Une simple transaction financière ne suffit pas à devenir neutre en carbone
Limiter l’utilisation des énergies fossiles est une méthode éprouvée pour lutter contre le réchauffement climatique. En revanche, le recours à la compensation carbone l’est moins, plus particulièrement lorsque les acteurs investissent dans des projets externes pour “s’autoriser” à continuer d’émettre eux-mêmes du carbone. C’est pourtant la méthode utilisée par de nombreuses grandes entreprises pour s’affirmer neutres en carbone. Deux sortes de projets sont utilisés: ceux qui visent à réduire les émissions de gaz à effet de serre dans un autre secteur d’activité et ceux qui séquestrent le CO2 hors de l’atmosphère en recourant à des technologies d’émission négative ou en renforçant les puits naturels tels que les forêts. L’enquête de The Guardian, menée en collaboration avec Die Zeit et l’ONG d’investigation SourceMaterial, dénonce justement ces projets et en particulier ceux de protection contre la déforestation qui auraient très souvent concerné des forêts tropicales non réellement menacées. Des dizaines de millions de compensations ont ainsi été approuvées, notamment par l’ONG Verra, alors que plus de 90% de ces dernières n’auraient qu’un faible impact sur le climat, voire aucun. Les entreprises y ayant recours ne sont cependant pas forcément responsables de ce greenwashing, car minimum trois autres entités interviennent dans l’équation à savoir celle qui gère le projet, celle qui commercialise le crédit et finalement celle qui garantit la validité du crédit délivré par la précédente. Tout l’enjeu réside alors dans la transparence et le suivi de cette chaîne de valeur.
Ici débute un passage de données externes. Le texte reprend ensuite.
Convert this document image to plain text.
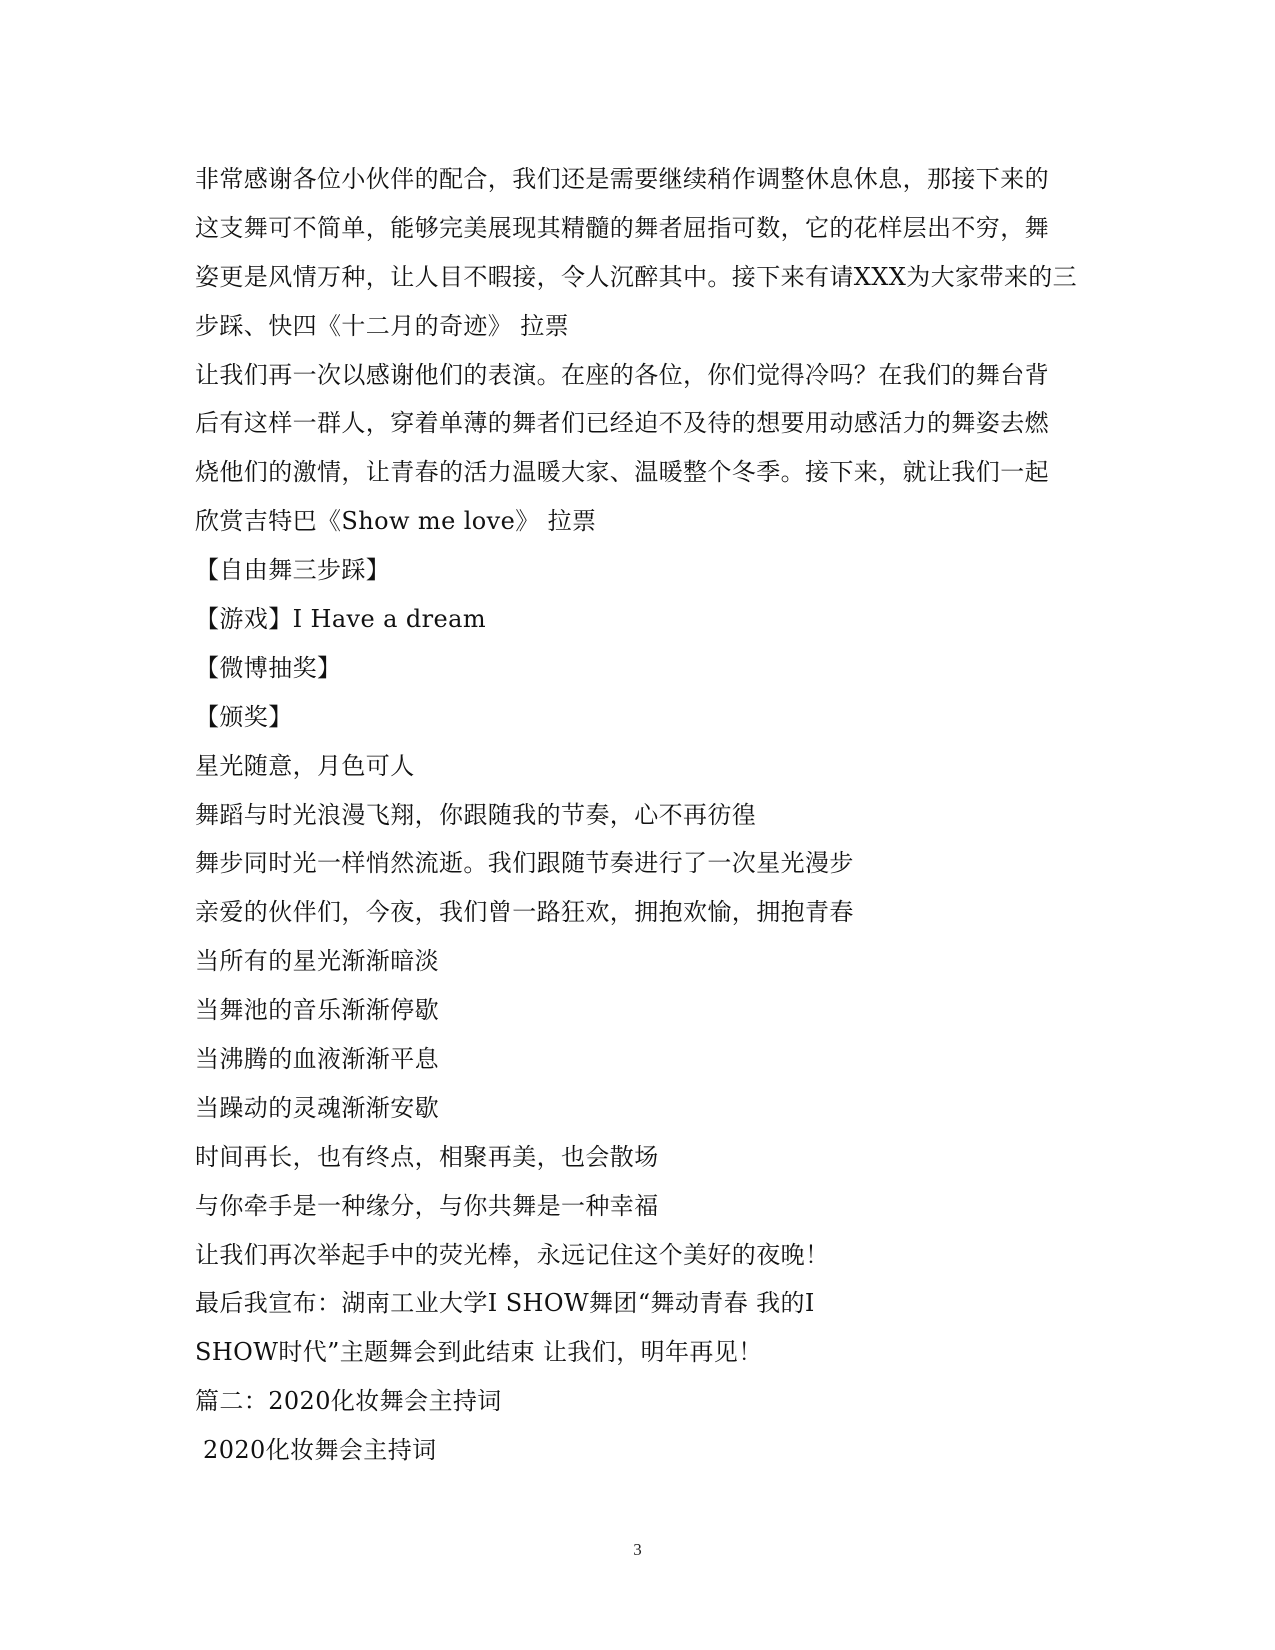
非常感谢各位小伙伴的配合，我们还是需要继续稍作调整休息休息，那接下来的
这支舞可不简单，能够完美展现其精髓的舞者屈指可数，它的花样层出不穷，舞
姿更是风情万种，让人目不暇接，令人沉醉其中。接下来有请XXX为大家带来的三
步踩、快四《十二月的奇迹》 拉票
让我们再一次以感谢他们的表演。在座的各位，你们觉得冷吗？在我们的舞台背
后有这样一群人，穿着单薄的舞者们已经迫不及待的想要用动感活力的舞姿去燃
烧他们的激情，让青春的活力温暖大家、温暖整个冬季。接下来，就让我们一起
欣赏吉特巴《Show me love》 拉票
【自由舞三步踩】
【游戏】I Have a dream
【微博抽奖】
【颁奖】
星光随意，月色可人
舞蹈与时光浪漫飞翔，你跟随我的节奏，心不再彷徨
舞步同时光一样悄然流逝。我们跟随节奏进行了一次星光漫步
亲爱的伙伴们，今夜，我们曾一路狂欢，拥抱欢愉，拥抱青春
当所有的星光渐渐暗淡
当舞池的音乐渐渐停歇
当沸腾的血液渐渐平息
当躁动的灵魂渐渐安歇
时间再长，也有终点，相聚再美，也会散场
与你牵手是一种缘分，与你共舞是一种幸福
让我们再次举起手中的荧光棒，永远记住这个美好的夜晚！
最后我宣布：湖南工业大学I SHOW舞团“舞动青春 我的I
SHOW时代”主题舞会到此结束 让我们，明年再见！
篇二：2020化妆舞会主持词
2020化妆舞会主持词
3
La compensation peut néanmoins faire partie de la solution
Malgré la démission du directeur de Verra après avoir admis des lacunes dans leur système d’accréditation, l’ONG se défend en invoquant à son tour des erreurs de calculs dans l’enquête des journalistes. Si les crédits carbone accordés n’ont pas toujours la valeur escomptée, cela ne signifie pas que les projets associés n’ont eu aucun effet. Il s’agit plutôt de revoir les méthodes d’évaluation et d’établir des consensus entre elles. Les pratiques d’émissions négatives compensatoires restent une partie de la solution et sont par ailleurs reconnues par l’initiative SBT (initiative d’objectifs basés sur la science) qui, pour valider des objectifs net zéro carbone, astreint les entreprises à réduire de 90% leurs émissions mais les autorise à compenser l’équivalent de 10%. L’objectif n’est par conséquent pas de détourner les entreprises de la compensation, simplement de les encourager à ne pas s’en contenter.